SAO PAULO, Brazil - Airline holding company GOL Linhas Aereas Inteligentes SA said Tuesday it expects available seat capacity in the fourth quarter to drop roughly 2 percent compared to the third quarter.
| GOL | 5.11 |
The company gave some general guidance for certain future financial periods.
For the fourth quarter, reflecting recent network integration, GOL Linhas Aereas said it expects consolidated load factors, or occupancy rates, in the range of 63 percent, with consolidated passenger yields in the range of R$27 cents (13 cents). For the fourth quarter, it expects consolidated non-fuel cost per available seat kilometer to be in the range of R$9.7 cents (4.5 cents), flat versus the third quarter, as the company expects it will continue to incur costs related to aircraft returns.

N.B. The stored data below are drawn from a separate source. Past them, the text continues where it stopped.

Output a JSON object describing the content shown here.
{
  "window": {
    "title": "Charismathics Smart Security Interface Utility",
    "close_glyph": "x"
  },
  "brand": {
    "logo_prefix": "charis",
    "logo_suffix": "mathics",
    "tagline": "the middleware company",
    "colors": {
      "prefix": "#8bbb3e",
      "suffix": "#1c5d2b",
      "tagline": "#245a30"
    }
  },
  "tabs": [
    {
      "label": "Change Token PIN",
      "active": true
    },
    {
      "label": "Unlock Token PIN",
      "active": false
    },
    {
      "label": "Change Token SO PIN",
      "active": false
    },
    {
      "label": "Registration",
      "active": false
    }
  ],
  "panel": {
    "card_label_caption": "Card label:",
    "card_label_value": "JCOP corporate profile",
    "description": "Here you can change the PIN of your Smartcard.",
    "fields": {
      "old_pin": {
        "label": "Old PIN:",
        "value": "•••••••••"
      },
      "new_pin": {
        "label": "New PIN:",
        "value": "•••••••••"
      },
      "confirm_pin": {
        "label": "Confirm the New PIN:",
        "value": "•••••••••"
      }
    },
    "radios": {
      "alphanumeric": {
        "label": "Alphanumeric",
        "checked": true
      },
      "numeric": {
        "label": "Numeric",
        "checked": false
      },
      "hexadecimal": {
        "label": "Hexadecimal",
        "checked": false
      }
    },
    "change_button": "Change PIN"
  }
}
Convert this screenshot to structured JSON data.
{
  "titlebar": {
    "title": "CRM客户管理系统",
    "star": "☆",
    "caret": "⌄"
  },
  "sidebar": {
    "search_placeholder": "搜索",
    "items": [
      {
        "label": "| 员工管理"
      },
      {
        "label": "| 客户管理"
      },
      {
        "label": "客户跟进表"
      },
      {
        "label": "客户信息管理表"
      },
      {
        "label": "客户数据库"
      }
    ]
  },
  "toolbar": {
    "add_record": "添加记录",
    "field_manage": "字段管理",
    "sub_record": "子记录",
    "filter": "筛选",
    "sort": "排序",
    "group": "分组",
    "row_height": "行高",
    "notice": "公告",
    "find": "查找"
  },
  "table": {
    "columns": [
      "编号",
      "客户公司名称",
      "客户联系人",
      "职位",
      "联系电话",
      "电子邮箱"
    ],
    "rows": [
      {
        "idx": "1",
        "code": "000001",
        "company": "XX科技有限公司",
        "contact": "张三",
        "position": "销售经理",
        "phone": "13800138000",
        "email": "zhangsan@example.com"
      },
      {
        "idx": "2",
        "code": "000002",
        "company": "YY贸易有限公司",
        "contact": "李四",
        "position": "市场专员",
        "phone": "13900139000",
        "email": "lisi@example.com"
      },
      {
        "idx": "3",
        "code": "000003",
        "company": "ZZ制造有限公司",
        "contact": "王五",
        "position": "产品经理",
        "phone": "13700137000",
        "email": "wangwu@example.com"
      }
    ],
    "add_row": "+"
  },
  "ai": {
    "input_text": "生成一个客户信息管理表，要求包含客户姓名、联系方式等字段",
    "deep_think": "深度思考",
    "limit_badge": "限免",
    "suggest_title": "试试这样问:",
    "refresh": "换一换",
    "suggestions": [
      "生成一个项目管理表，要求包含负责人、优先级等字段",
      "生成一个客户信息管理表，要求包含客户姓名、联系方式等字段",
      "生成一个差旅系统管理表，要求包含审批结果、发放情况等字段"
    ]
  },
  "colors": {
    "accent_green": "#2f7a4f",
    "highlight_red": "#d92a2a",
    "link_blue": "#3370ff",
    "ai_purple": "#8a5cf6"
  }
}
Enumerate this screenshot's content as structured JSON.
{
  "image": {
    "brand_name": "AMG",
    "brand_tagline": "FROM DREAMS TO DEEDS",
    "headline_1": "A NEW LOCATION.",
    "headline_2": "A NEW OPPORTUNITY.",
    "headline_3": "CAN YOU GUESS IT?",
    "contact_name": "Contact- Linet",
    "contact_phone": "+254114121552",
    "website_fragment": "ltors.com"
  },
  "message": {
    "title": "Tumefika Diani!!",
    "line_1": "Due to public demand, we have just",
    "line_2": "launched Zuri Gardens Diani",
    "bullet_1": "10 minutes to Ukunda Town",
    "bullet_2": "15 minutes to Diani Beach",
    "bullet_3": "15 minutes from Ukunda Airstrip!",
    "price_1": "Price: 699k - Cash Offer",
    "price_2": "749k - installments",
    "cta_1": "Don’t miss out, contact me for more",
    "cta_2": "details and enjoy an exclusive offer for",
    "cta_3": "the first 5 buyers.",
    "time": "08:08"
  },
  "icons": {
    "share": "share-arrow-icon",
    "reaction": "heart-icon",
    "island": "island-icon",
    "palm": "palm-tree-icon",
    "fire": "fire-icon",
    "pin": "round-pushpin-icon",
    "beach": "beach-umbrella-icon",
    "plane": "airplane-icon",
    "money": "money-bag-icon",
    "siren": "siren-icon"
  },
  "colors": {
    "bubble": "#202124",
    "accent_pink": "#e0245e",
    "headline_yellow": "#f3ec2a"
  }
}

The company said that it expects that the incorporation of larger, more fuel-efficient aircraft and GOL's hedging program will partially offset eventual increases in fuel prices.
The company is in the final phase of its plan to replace its Boeing 737-300 and 767-300 aircraft with 737-700s and 737-800s for operations on short- and medium-haul routes.
GOL Linhas Aereas is the parent company of Brazilian airlines GOL Transportes Aereos SA and VRG Linhas Aereas SA.